One of the ideas that I find to be flawed is the necessity of taking time to work on yourself before getting into relationships with others.
Like most ideas, it probably has some grain of truth in itself. Under some circumstances, this could even be the best way of going about things. But there are a lot of cases where this is not applicable at all. We define and discover ourselves within our relationships with others. You can’t get better at this stuff alone.
This notion of taking time to work on yourself in isolation to figure yourself out in relation to others is equivalent to the waterfall methodology of product development. It is the assumption that you can correctly estimate what you need to be working on. It is the idea that you can meditate on a problem in abstraction, devise what is essentially a theory, and have it magically work in practice.
Imagine programming and shipping to production without ever compiling or testing your code. You define your functions, create your classes, construct ways to communicate to external APIs without ever running your code. It is possible that you could write something that looks great, but I am equally sure that it will not work well in production. It will fail in the most unexpected ways. It might even turn out that you were not working on the real problem all this time!
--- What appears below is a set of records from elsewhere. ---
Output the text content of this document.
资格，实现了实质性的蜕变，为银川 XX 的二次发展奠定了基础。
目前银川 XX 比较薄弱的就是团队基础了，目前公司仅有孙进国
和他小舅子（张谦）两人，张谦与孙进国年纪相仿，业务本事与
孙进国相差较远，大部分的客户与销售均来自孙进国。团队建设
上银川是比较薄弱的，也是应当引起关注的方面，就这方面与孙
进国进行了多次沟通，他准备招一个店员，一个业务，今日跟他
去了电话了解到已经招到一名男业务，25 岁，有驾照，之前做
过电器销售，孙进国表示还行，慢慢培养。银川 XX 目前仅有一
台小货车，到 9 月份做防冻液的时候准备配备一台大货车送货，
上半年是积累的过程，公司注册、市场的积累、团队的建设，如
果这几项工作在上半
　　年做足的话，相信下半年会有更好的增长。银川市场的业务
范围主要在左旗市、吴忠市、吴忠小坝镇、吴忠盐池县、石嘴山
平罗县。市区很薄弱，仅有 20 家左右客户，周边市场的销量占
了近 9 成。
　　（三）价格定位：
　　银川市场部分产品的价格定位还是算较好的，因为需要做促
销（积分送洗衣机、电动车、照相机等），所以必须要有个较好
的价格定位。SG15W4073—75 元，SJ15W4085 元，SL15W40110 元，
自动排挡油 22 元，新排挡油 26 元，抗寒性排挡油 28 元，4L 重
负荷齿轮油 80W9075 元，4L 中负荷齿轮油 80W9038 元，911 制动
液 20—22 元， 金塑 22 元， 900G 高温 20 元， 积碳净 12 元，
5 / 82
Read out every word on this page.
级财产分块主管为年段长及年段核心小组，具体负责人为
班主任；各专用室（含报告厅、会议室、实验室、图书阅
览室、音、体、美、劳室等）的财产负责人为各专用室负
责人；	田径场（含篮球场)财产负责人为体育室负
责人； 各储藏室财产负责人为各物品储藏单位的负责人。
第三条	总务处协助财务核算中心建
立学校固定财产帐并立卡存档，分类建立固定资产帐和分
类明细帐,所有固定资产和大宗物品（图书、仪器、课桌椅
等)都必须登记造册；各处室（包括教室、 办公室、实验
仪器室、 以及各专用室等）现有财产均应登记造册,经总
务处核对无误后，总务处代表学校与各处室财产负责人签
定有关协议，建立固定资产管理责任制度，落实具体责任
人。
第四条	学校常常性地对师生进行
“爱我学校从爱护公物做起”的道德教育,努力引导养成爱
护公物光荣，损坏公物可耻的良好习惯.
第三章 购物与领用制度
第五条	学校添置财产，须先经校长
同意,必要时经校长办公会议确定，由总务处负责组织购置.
You need to live to get better at life.
Our most deep and fundamental flaws surface when we interact with others. It is in these interactions that we have a chance to observe and improve on ourselves. This requires a certain level of awareness and ability to correct course, though. I think an ideal process is equivalent to the agile methodologies of product development out there. You need to be able to listen to your “audience.”
You need to incrementally develop yourself, seek feedback, and understand what the priorities are. You need to be okay with being a work in progress. In human terms, it is about being vulnerable, understanding that you are a person with flaws just like everyone else out there, and paying attention to the patterns and outcomes of your interactions. All that is to say, you need to live to get better at life.